After the camp, the Hornets immediately set up a campus visit and McGuire was hooked.

“I’m very excited. I’m pumped,” said McGuire, who followed Lynchburg’s run to the title while the Colonels were battling for one of their own. “I’ll be held to high expectations even in college. I was held to high expectations in high school and it carries right over to college. I’m very excited to get to work and to get better in every aspect of the game.”

McGuire says he hopes to do some of the same things for Lynchburg that he did for the Colonels this spring.

“Honestly, I will play whatever they need me to, but as of right now I would love the opportunity to go two-way there and have them use me to the best of my ability,” he said. “I do plan on pitching and I do plan on being a position player. It’s wherever they need me.”

Pullen expects McGuire to succeed at the next level.

“I think the future is very bright for him,” Pullen said. “I think Lynchburg has got a good guy coming whether it be on the mound or as a two-way player. I’m not sure exactly what their plan is for him, but … they are getting a competitor and getting a guy who has multiple pitches who can control and locate them and he’s not going to back down from hitters. He believes and trusts in his stuff and he’s going to give them all he’s got every time out.”

McGuire, who began playing the sport at age seven, says he’s especially grateful to his uncle Brian McGuire, a longtime trainer with the University of Virginia baseball team. Brian was there when the Cavaliers won the NCAA title in 2015 and traveled with them this season to the College World Series.

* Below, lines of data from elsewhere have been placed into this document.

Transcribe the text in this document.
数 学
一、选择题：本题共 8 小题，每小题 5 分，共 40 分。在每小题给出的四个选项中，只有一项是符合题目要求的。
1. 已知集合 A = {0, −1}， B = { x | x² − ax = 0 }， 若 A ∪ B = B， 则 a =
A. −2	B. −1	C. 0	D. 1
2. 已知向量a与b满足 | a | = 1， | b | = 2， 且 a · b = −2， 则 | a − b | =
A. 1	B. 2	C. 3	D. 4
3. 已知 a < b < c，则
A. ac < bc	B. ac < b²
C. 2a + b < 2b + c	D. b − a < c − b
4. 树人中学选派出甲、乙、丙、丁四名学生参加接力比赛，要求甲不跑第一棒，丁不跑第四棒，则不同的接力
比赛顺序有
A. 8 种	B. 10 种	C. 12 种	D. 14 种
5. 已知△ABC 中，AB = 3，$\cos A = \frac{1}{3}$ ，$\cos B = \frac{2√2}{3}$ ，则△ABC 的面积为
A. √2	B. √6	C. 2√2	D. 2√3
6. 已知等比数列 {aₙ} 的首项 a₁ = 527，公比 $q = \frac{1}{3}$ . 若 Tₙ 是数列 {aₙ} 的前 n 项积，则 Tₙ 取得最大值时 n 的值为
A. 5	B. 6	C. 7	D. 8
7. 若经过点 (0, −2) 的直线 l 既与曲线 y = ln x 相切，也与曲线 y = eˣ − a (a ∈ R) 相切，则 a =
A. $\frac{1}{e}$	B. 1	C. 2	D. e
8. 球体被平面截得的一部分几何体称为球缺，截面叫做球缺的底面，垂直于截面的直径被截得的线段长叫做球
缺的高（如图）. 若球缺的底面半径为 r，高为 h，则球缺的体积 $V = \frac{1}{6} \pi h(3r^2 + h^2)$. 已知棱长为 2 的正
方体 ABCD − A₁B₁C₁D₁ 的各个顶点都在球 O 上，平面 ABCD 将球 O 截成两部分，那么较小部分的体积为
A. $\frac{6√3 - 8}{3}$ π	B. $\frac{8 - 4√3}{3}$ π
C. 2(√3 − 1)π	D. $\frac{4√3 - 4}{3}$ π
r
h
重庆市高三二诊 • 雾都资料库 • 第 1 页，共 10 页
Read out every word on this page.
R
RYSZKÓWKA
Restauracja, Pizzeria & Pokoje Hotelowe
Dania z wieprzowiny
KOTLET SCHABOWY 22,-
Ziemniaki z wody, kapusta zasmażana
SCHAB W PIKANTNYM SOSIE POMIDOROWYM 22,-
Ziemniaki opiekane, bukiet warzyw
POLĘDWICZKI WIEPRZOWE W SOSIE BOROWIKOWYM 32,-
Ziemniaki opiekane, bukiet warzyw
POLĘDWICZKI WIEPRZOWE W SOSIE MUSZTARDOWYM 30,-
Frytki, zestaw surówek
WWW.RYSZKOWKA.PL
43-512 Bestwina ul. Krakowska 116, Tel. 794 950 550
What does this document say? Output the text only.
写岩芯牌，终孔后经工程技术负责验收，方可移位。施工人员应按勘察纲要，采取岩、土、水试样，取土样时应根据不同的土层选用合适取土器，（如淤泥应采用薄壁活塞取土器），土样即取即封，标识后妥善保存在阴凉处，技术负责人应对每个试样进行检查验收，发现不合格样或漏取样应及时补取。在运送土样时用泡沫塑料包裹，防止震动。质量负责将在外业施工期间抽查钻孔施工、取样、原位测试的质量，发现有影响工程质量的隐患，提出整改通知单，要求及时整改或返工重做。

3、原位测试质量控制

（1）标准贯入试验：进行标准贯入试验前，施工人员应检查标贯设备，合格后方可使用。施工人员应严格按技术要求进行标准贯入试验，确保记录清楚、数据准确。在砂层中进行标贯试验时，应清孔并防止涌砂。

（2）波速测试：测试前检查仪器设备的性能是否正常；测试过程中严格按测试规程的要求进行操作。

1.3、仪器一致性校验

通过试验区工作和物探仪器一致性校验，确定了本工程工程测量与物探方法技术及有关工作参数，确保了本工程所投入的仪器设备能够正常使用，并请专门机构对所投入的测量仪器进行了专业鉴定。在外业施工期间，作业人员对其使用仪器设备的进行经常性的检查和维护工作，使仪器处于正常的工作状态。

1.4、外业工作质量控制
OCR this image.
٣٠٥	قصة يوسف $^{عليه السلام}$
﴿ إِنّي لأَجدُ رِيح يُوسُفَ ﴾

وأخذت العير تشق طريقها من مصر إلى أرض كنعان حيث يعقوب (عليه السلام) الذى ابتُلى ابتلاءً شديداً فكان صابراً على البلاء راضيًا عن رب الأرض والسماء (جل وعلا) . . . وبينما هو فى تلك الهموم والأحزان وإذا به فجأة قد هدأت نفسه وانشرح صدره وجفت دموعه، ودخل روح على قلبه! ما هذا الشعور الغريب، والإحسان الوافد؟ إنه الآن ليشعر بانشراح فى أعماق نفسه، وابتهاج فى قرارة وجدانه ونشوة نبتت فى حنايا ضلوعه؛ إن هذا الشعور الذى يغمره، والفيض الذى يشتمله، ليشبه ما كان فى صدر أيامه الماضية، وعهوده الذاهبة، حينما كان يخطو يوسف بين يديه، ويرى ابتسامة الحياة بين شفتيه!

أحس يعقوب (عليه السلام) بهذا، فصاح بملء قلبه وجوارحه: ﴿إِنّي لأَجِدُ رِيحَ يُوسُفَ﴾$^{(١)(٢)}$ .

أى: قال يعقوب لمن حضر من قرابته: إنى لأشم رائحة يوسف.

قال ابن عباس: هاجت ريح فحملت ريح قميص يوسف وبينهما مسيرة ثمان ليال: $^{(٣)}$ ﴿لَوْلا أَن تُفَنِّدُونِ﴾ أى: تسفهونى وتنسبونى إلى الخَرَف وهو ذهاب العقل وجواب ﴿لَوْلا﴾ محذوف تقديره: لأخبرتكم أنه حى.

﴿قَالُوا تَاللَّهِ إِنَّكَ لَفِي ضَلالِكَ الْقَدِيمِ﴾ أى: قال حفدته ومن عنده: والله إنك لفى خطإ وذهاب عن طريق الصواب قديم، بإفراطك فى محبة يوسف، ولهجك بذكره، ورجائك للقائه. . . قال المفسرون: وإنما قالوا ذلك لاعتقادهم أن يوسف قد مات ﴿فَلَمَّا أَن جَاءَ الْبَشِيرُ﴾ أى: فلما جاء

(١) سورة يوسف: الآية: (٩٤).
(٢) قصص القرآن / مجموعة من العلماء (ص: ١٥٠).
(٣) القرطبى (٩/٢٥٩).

“He knows all about baseball and has taught me everything I know about baseball as well as my parents,” McGuire said. “From the get-go, I’ve always had that passion for baseball. It still has not changed.”

McGuire also credits the Colonels’ coaching staff.

“One of the big helps was definitely my coaching,” he said. “All of my coaches at every single practice were great role models for me. They really showed me what a college practice was like. Every practice we had all four years I was in high school felt like a college practice and it really helped.”

This summer McGuire is playing for the Broadway Bruins in the Rockingham County Baseball League as well as helping youngsters learn the game at a summer camp.

Never one to play video games, McGuire also enjoys simple things like puzzles, fishing, yard work and walking his dog away from the sport that consumes him.

He will miss the brotherhood that he said was special at James Wood and one of his favorite memories was raising the banner for the state runner-up finish in Shirley Gymnasium.

McGuire, who will major in biomedical sciences with an eye on becoming a physician’s assistant, says he will appreciate any time he gets playing the sport he loves.

“Honestly, I just live every day like it’s the last time I can play,” he said. “You never know when this game can end for you, so you take advantage of every day that you can. This sport is very, very meaningful to me. I would hate to go out the way I didn’t plan on it. If I can go out on my terms, that’s what I want to do.”

And he’ll be ready to handle the pressure when it comes.

“He wants to be the guy whether it’s on the mound at the plate or in the field,” Pullen said. “He wants to rise up to the situation and make the play.”